07 agosto 2005

Monólogo exterior




/.../ bom bando de cretinos, é o que parecem. «Decidimos manter a decisão de não o deixar ir de férias»… Que graciosos! que amáveis!... se calhar julgam que estou aqui porque decidiram não me deixar ir de férias, porque não me deixam, porque não tenho iniciativa, porque quero e não me deixam, porque nem me ocorre sair e não voltar, ou porque preciso disto, sei lá! Pesporrência não lhes falta… devem achar que sou uma virtualidade, um ser em potência, sem qualidades, ao sabor dos caprichos deles, um ser de papel… «Decidimos manter a decisão de não o deixar ir de férias»… e depois desaparecem, se calhar de féria! Fico cá eu para quê? precisam de mim para quê? «Decidimos manter a decisão de não o deixar ir de férias… trate bem dela…» Pois, trato bem dela… e onde está ela? será que existe mesmo? Tanta coisa para escolherem novos membros e dá nisto. Vai ser um Agosto memorável, sim, senhor. E se eu começasse um diário? e se escrevesse as minhas memórias… qualquer coisa bem organizada, e em inglês, porque só em inglês se consegue organizar uma prosa, e com exórdio, advertência ao leitor, capítulos bem delimitados… até índice.
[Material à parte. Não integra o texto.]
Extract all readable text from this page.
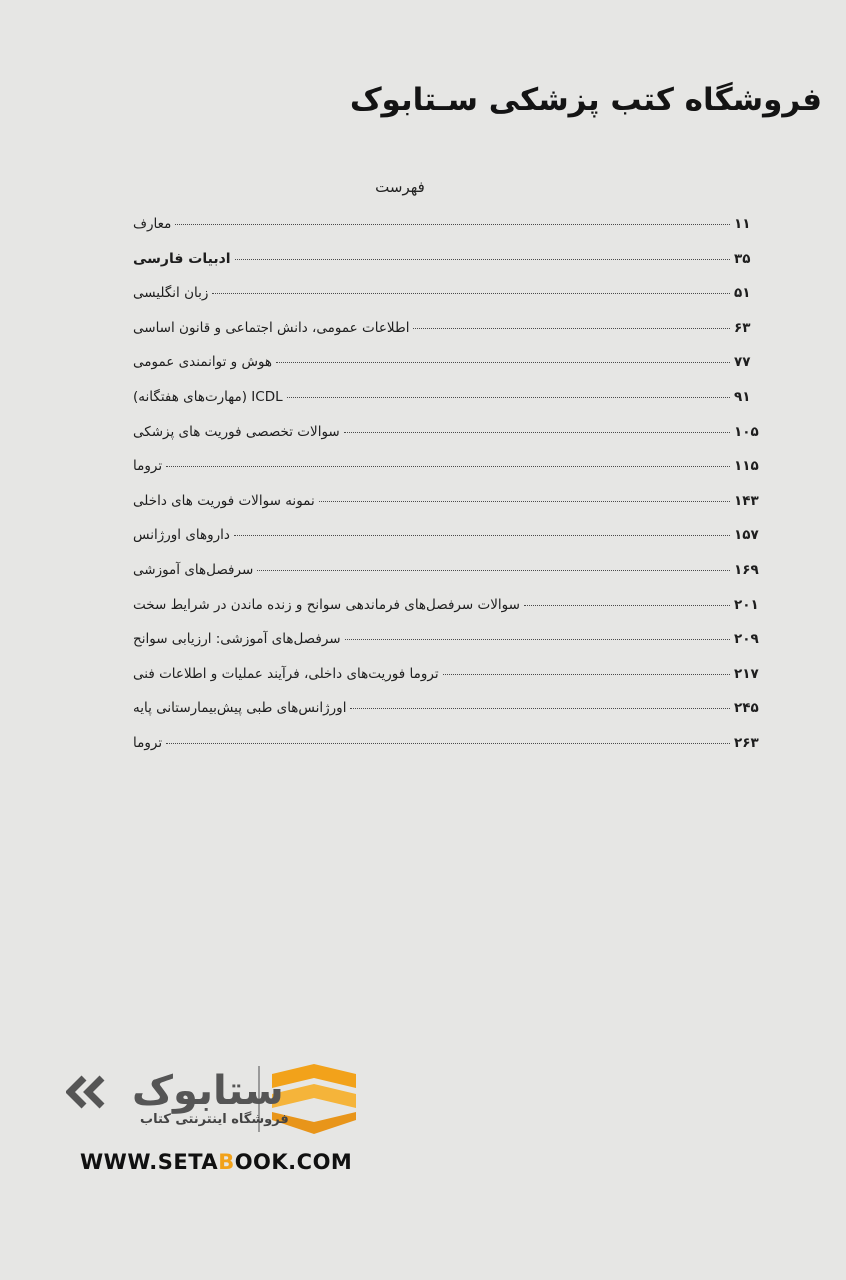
فروشگاه کتب پزشکی سـتابوک
فهرست
معارف	۱۱
ادبیات فارسی	۳۵
زبان انگلیسی	۵۱
اطلاعات عمومی، دانش اجتماعی و قانون اساسی	۶۳
هوش و توانمندی عمومی	۷۷
ICDL (مهارت‌های هفتگانه)	۹۱
سوالات تخصصی فوریت های پزشکی	۱۰۵
تروما	۱۱۵
نمونه سوالات فوریت های داخلی	۱۴۳
داروهای اورژانس	۱۵۷
سرفصل‌های آموزشی	۱۶۹
سوالات سرفصل‌های فرماندهی سوانح و زنده ماندن در شرایط سخت	۲۰۱
سرفصل‌های آموزشی: ارزیابی سوانح	۲۰۹
تروما فوریت‌های داخلی، فرآیند عملیات و اطلاعات فنی	۲۱۷
اورژانس‌های طبی پیش‌بیمارستانی پایه	۲۴۵
تروما	۲۶۳
ستابوک
فروشگاه اینترنتی کتاب
WWW.SETABOOK.COM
Quando aqueles idiotas regressarem hão-de ver… se não me roubarem o manuscrito, como fizeram com os cadernos… Agora o telefone, quem telefona para aqui a uma hora destas? quase hora de almoço… não atendo, se for um deles, que imagine, presuma ou depreenda o que quiser. Vou até deixar uma mensagem no atendedor, «fui para o Meco, escusa deixar mensagem, será como as minhas pegadas na areia… etc.» Não, é vulgar, demasiado vulgar. Nada de mensagem, o telefone que toque para aí, e vou mesmo apanhar sol… Mas onde? há gente por todo o lado! gente e carros, carros e pó, barulho… e está muito calor… posso sempre ficar aqui, pelo menos é fresco, e vou lendo os papelitos do outro, até que há ali histórias engraçadas, sim, uma ou outra, não posso negar… ou quem sabe aparece por aí o Rubim, tem vindo, de fugida, se não estiver a tentar decifrar o Pacheco Pereira… mas francamente, ainda nem estou em mim, um homem ouve cada uma, «decidimos manter a decisão de não o deixar ir de férias»…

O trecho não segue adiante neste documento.